“In Canada, I think we’ll see more and more shareholders in the past a year or two, and investors are more interested in the topic of AI,” she said. “At least for Share itself, many of our customers have a priority to think about what ethical AI means, but also what that means for investor companies.”
This considering manifests itself in a proposal two funds from BC General Employees’ Union on Thomson Reuters Corp.
The proposal asked the technology company to alter its AI framework with the intention to squares with quite a lot of business and human rights principles that the United Nations have. It has 4.87% support.
The ETF Screener tool from Moneysense
The government’s code of conduct receives a mixed response
In the meantime, Médac centered his suggestions on Canada’s voluntary code of conduct on AI.
The code was launched by the federal government in September 2023 and to this point has 46 signatories, including Blackberry, Cohere, IBM, MasterCard and Telus. The signatories promise to bake risk -reduction measures in AI tools, test on controversy tests to uncover weaknesses in such systems and to pursue all of the damage brought on by the technology.

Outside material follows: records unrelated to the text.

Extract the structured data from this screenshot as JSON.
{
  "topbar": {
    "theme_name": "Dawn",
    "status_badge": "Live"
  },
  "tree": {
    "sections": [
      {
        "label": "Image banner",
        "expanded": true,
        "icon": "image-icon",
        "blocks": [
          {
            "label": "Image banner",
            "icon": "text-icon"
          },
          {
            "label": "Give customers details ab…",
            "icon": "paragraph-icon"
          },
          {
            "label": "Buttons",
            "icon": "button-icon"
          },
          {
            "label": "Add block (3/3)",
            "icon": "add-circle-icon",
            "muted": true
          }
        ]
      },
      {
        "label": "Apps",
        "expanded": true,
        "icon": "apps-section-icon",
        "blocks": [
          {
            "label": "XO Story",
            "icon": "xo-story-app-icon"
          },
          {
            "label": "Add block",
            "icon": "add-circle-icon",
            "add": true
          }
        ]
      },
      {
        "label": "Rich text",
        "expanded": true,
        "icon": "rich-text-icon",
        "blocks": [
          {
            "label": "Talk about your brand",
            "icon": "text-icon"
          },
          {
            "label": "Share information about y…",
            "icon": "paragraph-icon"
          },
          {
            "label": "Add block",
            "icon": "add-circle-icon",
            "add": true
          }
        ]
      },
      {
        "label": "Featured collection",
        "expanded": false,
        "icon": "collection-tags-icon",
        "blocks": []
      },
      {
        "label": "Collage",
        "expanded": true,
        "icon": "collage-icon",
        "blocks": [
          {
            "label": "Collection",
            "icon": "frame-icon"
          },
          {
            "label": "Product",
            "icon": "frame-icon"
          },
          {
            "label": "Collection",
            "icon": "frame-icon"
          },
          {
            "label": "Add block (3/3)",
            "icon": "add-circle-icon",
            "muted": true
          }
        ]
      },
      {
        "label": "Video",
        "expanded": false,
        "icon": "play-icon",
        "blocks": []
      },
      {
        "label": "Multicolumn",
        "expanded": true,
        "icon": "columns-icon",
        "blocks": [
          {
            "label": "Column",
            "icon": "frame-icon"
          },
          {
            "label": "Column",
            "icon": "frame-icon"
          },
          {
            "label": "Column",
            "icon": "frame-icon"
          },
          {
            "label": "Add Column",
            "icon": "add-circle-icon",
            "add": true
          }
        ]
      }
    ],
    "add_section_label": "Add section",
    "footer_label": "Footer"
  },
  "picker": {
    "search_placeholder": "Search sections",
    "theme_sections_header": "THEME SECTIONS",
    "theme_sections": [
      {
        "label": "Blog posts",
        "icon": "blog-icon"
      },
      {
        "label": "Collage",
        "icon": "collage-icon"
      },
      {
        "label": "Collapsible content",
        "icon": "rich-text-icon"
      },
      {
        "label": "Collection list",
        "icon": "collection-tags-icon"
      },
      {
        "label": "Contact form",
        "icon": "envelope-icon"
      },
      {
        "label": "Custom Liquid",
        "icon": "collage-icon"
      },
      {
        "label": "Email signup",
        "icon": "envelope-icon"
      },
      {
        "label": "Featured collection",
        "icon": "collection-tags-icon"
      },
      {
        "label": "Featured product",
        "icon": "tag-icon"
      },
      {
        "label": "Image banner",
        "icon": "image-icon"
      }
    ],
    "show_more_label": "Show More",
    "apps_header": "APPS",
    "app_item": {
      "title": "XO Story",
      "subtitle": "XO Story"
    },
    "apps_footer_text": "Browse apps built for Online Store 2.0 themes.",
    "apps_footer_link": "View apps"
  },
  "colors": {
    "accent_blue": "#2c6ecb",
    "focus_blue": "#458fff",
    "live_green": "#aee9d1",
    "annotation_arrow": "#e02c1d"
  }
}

Médac framed its proposals for the code because they’re in place to be inland laws to be beneficial to recommend firms, and enormous firms have already supported the model, said General Director Willie Gagnon.
However, several firms which have the proposal for already AI guidelines didn’t need to sign the code.
“Some of them told us that the code was mainly developed for companies that develop AI, but we do not agree because we saw a number of companies that signed the code that did not develop AI,” said Gagnon.